Movimento Camponês e os direitos fundamentais
Por tudo o que se foi falado anteriormente, pode-se confirmar que o movimento camponês existente no Brasil não tem feito outra coisa senão lutar por um direito que é o direito de trabalhar, também garantido constitucionalmente.
O instrumento utilizado para tanto é a resistência, pois somente assim conseguem garantir seu direito enquanto o “Estado de Direito”, que o Sr. Gilmar Mendes defende, nega a todo preço.

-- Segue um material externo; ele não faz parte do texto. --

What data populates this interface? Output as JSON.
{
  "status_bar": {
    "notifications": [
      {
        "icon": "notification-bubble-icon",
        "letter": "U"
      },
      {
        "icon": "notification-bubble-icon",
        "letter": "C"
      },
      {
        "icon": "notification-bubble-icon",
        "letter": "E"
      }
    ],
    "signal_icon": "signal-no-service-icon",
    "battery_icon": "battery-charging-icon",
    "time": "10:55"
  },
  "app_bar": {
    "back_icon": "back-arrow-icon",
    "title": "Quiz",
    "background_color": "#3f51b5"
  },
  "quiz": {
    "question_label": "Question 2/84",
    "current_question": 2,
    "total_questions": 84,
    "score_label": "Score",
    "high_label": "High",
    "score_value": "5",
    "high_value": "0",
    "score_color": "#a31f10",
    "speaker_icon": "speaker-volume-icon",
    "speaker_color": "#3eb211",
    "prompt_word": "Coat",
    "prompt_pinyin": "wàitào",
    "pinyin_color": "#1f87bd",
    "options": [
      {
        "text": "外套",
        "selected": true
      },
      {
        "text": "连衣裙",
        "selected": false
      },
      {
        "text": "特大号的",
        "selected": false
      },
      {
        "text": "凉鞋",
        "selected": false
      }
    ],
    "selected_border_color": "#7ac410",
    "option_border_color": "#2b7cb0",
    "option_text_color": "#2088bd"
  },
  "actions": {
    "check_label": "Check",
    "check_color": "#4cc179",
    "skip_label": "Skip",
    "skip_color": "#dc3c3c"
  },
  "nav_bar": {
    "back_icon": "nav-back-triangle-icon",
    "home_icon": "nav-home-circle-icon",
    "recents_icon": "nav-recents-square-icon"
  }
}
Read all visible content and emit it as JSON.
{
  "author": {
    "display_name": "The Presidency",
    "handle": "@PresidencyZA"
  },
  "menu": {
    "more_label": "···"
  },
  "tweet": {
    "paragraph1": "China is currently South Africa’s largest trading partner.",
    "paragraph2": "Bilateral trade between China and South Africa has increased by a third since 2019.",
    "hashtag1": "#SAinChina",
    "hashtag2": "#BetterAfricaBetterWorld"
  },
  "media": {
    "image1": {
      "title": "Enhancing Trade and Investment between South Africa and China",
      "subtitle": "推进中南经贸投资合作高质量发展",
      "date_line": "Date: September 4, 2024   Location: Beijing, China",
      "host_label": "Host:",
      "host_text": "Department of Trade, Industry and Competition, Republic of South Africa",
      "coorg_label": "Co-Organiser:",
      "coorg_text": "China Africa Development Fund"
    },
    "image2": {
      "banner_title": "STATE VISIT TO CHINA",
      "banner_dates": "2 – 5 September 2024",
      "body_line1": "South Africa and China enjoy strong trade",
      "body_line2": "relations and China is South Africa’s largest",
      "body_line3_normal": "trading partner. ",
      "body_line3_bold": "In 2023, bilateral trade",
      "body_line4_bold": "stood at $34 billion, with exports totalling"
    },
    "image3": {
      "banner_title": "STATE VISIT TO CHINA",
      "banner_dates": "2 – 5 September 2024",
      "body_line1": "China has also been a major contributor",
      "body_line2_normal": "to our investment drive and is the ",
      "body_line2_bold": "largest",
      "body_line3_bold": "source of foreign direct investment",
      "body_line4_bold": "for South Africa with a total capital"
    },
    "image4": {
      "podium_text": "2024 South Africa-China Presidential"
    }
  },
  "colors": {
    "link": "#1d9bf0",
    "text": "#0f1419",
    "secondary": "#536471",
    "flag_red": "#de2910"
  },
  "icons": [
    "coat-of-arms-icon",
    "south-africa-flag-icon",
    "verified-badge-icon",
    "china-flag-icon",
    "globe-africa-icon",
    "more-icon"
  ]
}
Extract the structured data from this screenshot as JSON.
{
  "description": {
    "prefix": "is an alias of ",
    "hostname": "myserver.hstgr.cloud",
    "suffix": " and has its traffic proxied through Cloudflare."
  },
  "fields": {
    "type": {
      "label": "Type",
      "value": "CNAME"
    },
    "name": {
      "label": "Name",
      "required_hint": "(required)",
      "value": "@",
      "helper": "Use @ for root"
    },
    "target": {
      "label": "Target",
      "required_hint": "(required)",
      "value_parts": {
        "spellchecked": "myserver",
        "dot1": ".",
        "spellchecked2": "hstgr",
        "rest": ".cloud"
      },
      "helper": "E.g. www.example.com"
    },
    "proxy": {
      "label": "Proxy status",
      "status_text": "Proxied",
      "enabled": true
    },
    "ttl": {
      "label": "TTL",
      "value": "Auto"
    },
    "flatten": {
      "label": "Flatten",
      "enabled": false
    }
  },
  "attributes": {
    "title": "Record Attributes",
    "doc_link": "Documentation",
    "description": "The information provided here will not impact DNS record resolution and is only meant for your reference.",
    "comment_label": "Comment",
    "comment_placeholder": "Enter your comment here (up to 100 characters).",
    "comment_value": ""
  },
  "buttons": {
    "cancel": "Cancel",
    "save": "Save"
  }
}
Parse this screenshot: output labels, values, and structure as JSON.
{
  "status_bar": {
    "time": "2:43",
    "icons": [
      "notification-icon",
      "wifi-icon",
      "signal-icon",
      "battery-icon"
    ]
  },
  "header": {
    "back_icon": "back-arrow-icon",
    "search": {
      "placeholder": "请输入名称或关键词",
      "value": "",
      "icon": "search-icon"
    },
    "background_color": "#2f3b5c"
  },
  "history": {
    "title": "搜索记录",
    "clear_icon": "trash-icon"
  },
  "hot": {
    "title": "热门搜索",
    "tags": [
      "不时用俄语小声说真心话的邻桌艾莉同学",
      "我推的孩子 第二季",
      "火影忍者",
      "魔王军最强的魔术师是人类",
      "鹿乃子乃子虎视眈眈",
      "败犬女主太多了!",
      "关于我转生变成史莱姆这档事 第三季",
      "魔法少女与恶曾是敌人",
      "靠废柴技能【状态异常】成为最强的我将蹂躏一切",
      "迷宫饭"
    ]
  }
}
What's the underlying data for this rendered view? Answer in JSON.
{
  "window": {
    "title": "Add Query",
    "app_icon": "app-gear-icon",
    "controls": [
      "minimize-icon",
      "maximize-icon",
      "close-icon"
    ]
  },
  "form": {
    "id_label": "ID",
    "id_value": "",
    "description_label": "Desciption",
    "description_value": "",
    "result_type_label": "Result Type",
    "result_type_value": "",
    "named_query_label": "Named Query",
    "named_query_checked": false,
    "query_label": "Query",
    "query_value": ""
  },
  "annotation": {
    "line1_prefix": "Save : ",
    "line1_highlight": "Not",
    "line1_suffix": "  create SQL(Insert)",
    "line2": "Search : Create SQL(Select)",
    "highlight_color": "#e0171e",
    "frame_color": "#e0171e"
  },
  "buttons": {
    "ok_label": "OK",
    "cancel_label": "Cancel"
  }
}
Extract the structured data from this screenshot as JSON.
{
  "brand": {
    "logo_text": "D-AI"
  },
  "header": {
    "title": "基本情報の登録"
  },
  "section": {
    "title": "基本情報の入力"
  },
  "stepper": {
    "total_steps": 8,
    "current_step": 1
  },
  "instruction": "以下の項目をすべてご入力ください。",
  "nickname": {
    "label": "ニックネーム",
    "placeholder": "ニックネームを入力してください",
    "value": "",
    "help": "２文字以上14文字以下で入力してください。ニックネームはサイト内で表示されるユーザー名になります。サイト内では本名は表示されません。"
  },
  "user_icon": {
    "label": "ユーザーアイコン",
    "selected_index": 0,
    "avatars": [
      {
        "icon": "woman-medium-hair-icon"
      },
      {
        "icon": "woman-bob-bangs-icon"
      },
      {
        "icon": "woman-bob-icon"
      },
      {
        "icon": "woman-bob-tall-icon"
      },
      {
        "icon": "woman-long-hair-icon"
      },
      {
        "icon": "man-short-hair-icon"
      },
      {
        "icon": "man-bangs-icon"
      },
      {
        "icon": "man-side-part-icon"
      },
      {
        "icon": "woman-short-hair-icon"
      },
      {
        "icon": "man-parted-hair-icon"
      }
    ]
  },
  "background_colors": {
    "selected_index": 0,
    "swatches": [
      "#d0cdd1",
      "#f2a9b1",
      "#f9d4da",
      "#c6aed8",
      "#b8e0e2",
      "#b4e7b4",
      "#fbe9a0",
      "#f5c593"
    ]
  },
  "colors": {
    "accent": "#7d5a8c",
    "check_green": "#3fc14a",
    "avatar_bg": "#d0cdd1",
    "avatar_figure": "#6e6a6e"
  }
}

Não há outro meio de luta pela terra senão a resistência. A pacificidade apenas reforça o opressor que tem pela frente um cidadão fraco, sem alternativas para defender a si próprio.
Deste modo, a criminalização do movimento camponês é a comprovação de que estamos diante do opressor, e contra ele o camponês tem apenas o companheiro para resistir e enfrentá-lo, pois o opressor tem defensores fortes, como é a pessoa do Sr. Gilmar Mendes, Presidente do Superior Tribunal Federal, amigo de Daniel Dantas, banqueiro.
A terra não pode continuar sendo promessa, tem de ser verdade.
Viva o heróico movimento camponês!
Abaixo a Criminalização da Luta Pela Terra!
* Allan Andreassa Zanelato Sereia é advogado no Paraná e membro da Associação Brasileira dos Advogados do Povo – ABRAPO
1 ALMEIDA, Fernando Barcellos de. Teoria Geral dos Direitos Humanos. Rio de Janeiro: Sérgio Fabris Editor, 1996, p. 101.
2 BUZANELLO, José Carlos. Direito de Resistência Constitucional. 2ª ed. Rio de Janeiro: Lúmen Júris, 2006, p. 20.
3 IHERING, Rudolf Von. A Luta Pelo Direito. 1ª. ed. São Paulo: Martin Claret, 2002, p. 1.
4 LUHMANN, Niklas. Sociologia do Direito I. Trad. Gustavo Bayer. Rio de Janeiro: Edições Tempo Brasileiro, 1983, p. 125.